Historically, educators have always done this. Historically, educators have always fought to make sure their kids were fed and had access to healthcare. It’s only in spaces like this where people have to debate should we fight for food for children, should we fight for access to healthcare for children, should we fight for environmental health to make sure kids aren’t drinking lead when they go home, let alone within the school or that there aren’t environmental toxins. Only here do we debate that.
We’re also mindful, too, we can fight on this and work together on that. That’s OK, and that’s cool too. That’s part of the message I’m going to have. Look, if some of you all want to convince yourself that you don’t need to fight for food security or health care access or fight against mass incarceration — if you don’t think that’s going to affect kids, affect their educability, I think you’re smoking crack — but if that’s what you want to do, do that. I’m going to fight you on that, but if on charters or teacher prep or higher ed we can work together, we can do that.
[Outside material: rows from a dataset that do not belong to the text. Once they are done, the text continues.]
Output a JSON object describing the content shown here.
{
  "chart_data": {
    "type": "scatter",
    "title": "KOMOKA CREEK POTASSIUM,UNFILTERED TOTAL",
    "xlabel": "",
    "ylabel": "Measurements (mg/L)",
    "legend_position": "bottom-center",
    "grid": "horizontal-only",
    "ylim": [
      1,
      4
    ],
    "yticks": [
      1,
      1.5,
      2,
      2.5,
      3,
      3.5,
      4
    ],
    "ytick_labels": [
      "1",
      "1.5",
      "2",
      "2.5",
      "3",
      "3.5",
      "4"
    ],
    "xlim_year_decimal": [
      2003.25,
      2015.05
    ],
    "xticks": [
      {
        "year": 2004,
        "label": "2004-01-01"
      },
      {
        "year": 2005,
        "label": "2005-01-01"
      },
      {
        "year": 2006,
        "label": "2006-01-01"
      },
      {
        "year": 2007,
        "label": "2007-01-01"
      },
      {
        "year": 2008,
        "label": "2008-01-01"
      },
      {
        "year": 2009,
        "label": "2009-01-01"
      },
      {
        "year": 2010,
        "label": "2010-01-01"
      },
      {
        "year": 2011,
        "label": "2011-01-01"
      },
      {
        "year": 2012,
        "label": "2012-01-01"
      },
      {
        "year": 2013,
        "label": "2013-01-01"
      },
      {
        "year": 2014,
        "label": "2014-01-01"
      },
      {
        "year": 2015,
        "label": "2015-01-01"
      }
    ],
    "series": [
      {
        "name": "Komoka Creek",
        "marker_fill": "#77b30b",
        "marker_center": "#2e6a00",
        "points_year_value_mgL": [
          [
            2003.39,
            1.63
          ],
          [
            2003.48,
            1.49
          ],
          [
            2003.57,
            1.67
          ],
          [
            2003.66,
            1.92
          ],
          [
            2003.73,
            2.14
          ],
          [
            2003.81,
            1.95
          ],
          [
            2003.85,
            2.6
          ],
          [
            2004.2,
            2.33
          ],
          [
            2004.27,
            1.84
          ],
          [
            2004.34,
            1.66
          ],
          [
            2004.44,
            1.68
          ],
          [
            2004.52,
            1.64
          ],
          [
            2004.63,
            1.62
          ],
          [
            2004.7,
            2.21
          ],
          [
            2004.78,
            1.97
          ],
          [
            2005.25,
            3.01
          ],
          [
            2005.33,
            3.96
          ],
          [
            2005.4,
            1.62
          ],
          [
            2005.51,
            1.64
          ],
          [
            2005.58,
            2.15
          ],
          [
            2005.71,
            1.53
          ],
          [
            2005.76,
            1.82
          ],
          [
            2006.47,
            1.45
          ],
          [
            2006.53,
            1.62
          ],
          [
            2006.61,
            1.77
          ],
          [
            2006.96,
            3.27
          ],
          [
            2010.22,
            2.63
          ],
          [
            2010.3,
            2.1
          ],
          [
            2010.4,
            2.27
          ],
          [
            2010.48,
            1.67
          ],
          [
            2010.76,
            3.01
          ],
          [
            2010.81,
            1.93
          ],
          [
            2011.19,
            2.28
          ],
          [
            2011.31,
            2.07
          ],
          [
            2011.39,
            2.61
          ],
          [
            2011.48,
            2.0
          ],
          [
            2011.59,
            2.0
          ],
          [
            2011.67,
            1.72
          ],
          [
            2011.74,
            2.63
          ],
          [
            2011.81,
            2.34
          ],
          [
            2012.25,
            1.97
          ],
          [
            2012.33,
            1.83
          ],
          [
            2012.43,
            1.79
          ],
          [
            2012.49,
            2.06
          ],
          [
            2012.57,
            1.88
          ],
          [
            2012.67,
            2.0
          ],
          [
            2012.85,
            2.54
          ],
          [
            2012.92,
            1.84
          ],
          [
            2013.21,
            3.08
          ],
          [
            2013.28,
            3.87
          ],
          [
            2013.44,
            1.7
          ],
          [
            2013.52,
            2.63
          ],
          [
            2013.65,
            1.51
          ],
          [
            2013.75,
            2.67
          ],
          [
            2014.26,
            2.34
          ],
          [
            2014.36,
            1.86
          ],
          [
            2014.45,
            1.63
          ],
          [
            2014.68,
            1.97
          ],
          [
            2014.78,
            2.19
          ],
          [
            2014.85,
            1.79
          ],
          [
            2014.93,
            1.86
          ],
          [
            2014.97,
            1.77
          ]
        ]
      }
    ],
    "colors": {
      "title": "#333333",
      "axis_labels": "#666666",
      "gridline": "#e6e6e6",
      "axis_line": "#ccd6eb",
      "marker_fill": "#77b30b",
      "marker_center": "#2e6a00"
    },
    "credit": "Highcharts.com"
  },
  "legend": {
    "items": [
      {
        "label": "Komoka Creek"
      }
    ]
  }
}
When we come back over here, I’ve got to put my foot in your butt because I think you’re doing things to hurt my babies.
On that point, could you see yourself working with the Trump–DeVos administration if there are areas of agreement?
It’s just hard to imagine what those might be.
Charter schools?
I just think the Trump administration is such a disaster on so many different levels. The character of — and I’m talking about Trump right now, not DeVos — the administration seems to be one that you can’t trust. They say one thing one day and say something totally different the next day.
It’s hard to work with people like that because you may think that you’re on the same page but then find out you’re not. The HBCU presidents, I think, thought there was a commitment; then when there was a signing for the budget, Trump is questioning whether or not it’s even constitutional to invest in HBCUs. Then a couple weeks later, now, maybe they’re trying to say something different. The challenge is character.
You can always work with people on policies where you agree, but when you don’t trust the character of the person you’re trying to partner with, it’s hard to work together because they may switch 24 hours later, and then you may have lost the credibility that you have worked hard to maintain. That’s what I say about Trump because he’s the leader of this administration. That makes it very difficult to work with folks you can’t trust.